On October 25th, 2018, an earthquake hit the beacon industry: Google surprisingly announced on its Android Developer blog that it discontinues support for Android Nearby Notifications (BTW: look at the URL slug and be aware!).

Eddystone and the Physical Web are dead – effective on December 6th, 2018, Google will stop delivering these notifications to Android users worldwide. The easy way to send messages to Android phones nearby – it worked out of the box with all devices and without an app – is thus gone.

We are hit hard by Google's announcement as well: On behalf of our customers, the xamoom platform distributes useful information about points of interest, local news and event tips, or local artists to Android devices nearby.

What does it mean?

For us and our customers (no one is using Eddystone only) not much. Except, it got again a bit harder to reach out for potential mobile users/guests/customers. It wasn't really easy with Eddystones too, since their reach was limited: For every 200 to 400 served notifications there was only one content open – depending on the customer and the content (meaning: catchy title and icon). This means a lot of rather useless traffic to phones and one had to target really huge audiences to hit a decent number of people. If someone told you otherwise, you have never seen your analytics.

We at xamoom are still leveraging all technologies (current and future) to bridge the gap between the real world and smartphones: QR codes, NFC tags, iBeacons, GPS geofencing. And next week we will introduce a new set of technologies called ContextIntelligence that leverages machine learning to bring iBeacon-like notifications to apps without the need of actually rolling out beacon hardware (among other features).
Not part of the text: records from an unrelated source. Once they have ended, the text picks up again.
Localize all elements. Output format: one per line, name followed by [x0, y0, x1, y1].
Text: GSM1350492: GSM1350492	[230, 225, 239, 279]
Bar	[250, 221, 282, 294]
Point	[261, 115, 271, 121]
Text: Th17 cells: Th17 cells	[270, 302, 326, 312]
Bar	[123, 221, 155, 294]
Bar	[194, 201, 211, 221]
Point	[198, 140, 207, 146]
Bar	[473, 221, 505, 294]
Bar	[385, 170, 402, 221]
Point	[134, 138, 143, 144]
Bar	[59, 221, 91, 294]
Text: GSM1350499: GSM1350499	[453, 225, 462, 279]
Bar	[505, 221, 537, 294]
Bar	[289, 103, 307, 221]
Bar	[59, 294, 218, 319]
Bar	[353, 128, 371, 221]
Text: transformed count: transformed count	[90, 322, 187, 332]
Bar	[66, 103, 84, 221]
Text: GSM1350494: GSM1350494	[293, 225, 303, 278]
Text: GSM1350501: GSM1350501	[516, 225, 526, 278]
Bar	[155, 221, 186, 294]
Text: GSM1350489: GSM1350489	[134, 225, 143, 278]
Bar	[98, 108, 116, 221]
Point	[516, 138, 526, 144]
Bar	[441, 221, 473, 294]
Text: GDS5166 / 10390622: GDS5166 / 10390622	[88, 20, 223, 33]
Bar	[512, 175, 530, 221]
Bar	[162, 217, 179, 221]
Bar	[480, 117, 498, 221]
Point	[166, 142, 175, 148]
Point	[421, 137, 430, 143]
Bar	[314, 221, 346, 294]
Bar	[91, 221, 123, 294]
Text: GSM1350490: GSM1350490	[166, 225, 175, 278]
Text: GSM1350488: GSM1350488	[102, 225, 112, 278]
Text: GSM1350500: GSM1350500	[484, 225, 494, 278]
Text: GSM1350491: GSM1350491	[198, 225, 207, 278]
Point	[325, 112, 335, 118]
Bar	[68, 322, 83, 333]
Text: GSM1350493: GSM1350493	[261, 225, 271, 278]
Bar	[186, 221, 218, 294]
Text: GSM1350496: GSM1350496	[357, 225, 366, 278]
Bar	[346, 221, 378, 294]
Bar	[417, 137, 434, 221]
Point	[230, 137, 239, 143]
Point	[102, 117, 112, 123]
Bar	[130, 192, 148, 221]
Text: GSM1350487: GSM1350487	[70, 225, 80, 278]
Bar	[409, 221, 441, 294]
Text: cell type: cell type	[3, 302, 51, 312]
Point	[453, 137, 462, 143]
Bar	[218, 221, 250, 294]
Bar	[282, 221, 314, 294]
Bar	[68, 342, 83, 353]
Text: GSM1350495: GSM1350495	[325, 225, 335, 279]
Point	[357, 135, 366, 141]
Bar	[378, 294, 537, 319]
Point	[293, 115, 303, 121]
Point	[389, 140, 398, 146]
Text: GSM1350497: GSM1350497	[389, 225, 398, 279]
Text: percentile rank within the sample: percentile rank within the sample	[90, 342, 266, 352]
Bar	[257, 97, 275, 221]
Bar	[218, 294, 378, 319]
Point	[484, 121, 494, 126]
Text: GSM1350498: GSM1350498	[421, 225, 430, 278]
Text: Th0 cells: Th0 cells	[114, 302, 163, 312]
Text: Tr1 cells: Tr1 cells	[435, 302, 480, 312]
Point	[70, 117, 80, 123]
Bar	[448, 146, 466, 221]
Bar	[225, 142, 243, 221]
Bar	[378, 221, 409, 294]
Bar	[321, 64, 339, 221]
  1. As a result of Google's shutdown, we will see increased rollouts of smart labels and smart posters (yes, the iPhone now scans NFC without an app) utilizing the mobile web and bringing location awareness to apps.
  2. Companies (including xamoom) will be more skeptical of proprietary technologies, especially when their fate is controlled by one company. This might finally bring a push to standardization efforts for iBeacons.
  3. Our customers will believe us more than ever when we tell them that there is no such thing as easy mobile success.
  4. There will be a higher importance of apps in mobile strategies. The more and more crowded app stores and a slowing tendency to install apps demand more economic versions of mobile applications that reach their ROI sooner (or at all). Well, we've got you covered with our smart apps for 249 Euro/month. Interested? mail@xamoom.com.

Some beacon-only companies (some being sherlocked) will have a really hard time today and in the upcoming weeks to tell their customers that there is no more easy way to get cheap success (if there ever was one). I am really curious about how they will communicate this.